Depuis deux siècles, L. Leroy navigue dans la sphère des collectionneurs avertis. Malgré la puissance du groupe qui la porte, la Manufacture reste centrée sur des séries très limitées.
Le seul moyen de surprendre pour L. Leroy serait de réaliser, un jour, une montre trois aiguilles sobrement finie. Voire d’explorer le terrain militaire ou de l’aviation. Un sourire se dessine sur le visage du collectionneur ? C’est normal : L. Leroy ne fera probablement jamais rien d’autre que des pièces compliquées, ultra-précises et à la finition de haut niveau.

Diplomatie horlogère
L'horloger officiel de la Reine d’Angleterre
Au XVIIIème siècle, alors que ces deux nations se déchirent pour le contrôle des mers, avec la précision chronométrique qui y est associée, la manufacture ouvre une boutique à Paris et une autre... à Londres sur Regent Street, en 1854 ! La lignée LeRoy, avec notamment Louis-Marie, se forma même à Londres avant de revenir travailler à Paris.
Au service de l’excellence horlogère, la manufacture ne connaît donc pas de frontières. Les relations France – Angleterre l’ont prouvé : alors que les échanges diplomatiques étaient à l’arrêt, la maison ouvrait ses boutiques des deux côtés de la Manche. Leroy a également su tisser un lien similaire entre deux autres nations, la Suisse et la France. Lorsque l’hiver 1892 se montre trop rude pour traverser le Jura frontalier, la maison installe un atelier à Besançon. Cette nouvelle adresse la rapprocha par la même occasion de l’Observatoire de la ville, qui allait consacrer la précision de ses chronomètres déjà éprouvés sur les flots.

Chère indépendance
La précision chronométrique
Côté mouvement, la Manufacture Horlogère de la Vallée de Joux, MHVJ, entité du même groupe, lui assure des mouvements en toute autonomie – spiral et balanciers compris.
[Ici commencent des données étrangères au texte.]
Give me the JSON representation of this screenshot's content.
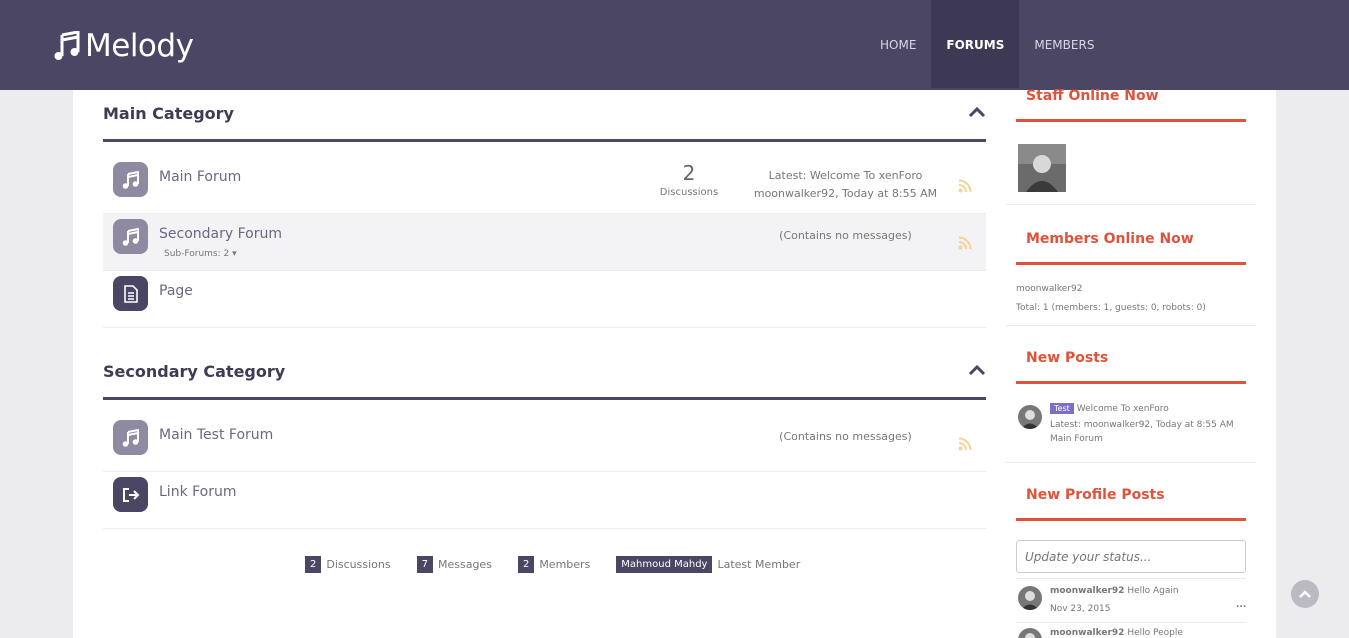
{
  "brand": {
    "name": "Melody"
  },
  "nav": {
    "home": "HOME",
    "forums": "FORUMS",
    "members": "MEMBERS"
  },
  "categories": [
    {
      "title": "Main Category",
      "nodes": [
        {
          "title": "Main Forum",
          "stat_number": "2",
          "stat_label": "Discussions",
          "latest_line1": "Latest: Welcome To xenForo",
          "latest_line2": "moonwalker92, Today at 8:55 AM"
        },
        {
          "title": "Secondary Forum",
          "subforums": "Sub-Forums: 2",
          "latest_line1": "(Contains no messages)"
        },
        {
          "title": "Page"
        }
      ]
    },
    {
      "title": "Secondary Category",
      "nodes": [
        {
          "title": "Main Test Forum",
          "latest_line1": "(Contains no messages)"
        },
        {
          "title": "Link Forum"
        }
      ]
    }
  ],
  "stats": {
    "discussions_count": "2",
    "discussions_label": "Discussions",
    "messages_count": "7",
    "messages_label": "Messages",
    "members_count": "2",
    "members_label": "Members",
    "latest_member": "Mahmoud Mahdy",
    "latest_member_label": "Latest Member"
  },
  "sidebar": {
    "staff_title": "Staff Online Now",
    "members_title": "Members Online Now",
    "members_online_name": "moonwalker92",
    "members_total": "Total: 1 (members: 1, guests: 0, robots: 0)",
    "new_posts_title": "New Posts",
    "new_post": {
      "tag": "Test",
      "title": "Welcome To xenForo",
      "latest": "Latest: moonwalker92, Today at 8:55 AM",
      "forum": "Main Forum"
    },
    "profile_posts_title": "New Profile Posts",
    "status_placeholder": "Update your status...",
    "profile_posts": [
      {
        "user": "moonwalker92",
        "text": "Hello Again",
        "date": "Nov 23, 2015",
        "more": "..."
      },
      {
        "user": "moonwalker92",
        "text": "Hello People"
      }
    ]
  },
  "colors": {
    "header": "#4b4664",
    "accent": "#e0533a",
    "tag": "#7d70c4"
  }
}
Côté finitions, Leroy conserve le niveau qu’elle présentait auprès des cours royales. La seule variation que la manufacture s’autorise concerne le squelettage de ses pièces, notamment sur le tourbillon, un exercice délicat compte tenu des faibles surfaces et épaisseurs à travailler.
Côté collections, Leroy ne dévie pas non plus de sa ligne directrice : la précision chronométrique. La ligne Marine incarne cette pérennité, depuis 1835 quand la maison fut nommée Horloger du ministère de la Marine.

Le club des Sept
Toutefois, « collections » reste un grand mot pour une maison qui ne réalise que quelques dizaines de pièces par an. A vrai dire, les pièces uniques sont autant l’attrait de la maison que ses collections.
L’histoire de ces garde-temps est ludique : dans les années 1920, un industriel parisien passe la porte de la boutique de la Madeleine. L’entrepreneur est membre d’un club de sept personnes, intéressées par les nouveautés technologiques et les arts appliqués. La demande est simple : proposer au club une nouveauté par an, produite à sept exemplaires uniques. Le mandat précise que les pièces devront présenter des complications nouvelles ou des affichages particuliers et ne jamais être proposées sous la même forme à d’autres clients. Afin de ne pas limiter Louis Leroy dans ses recherches et propositions, aucun budget n’est fixé. Ainsi est née la légende des Sept.
Il existe aujourd’hui quelques rares exemplaires de ces pièces, conservées dans des collections privées ou dans les musées. Numérotées et signées «pièce exécutée à sept exemplaires par L.Leroy & Cie, pièce n°X pour Monsieur…», elles sont les témoins des relations intimes entre la maison et sa clientèle de connaisseurs.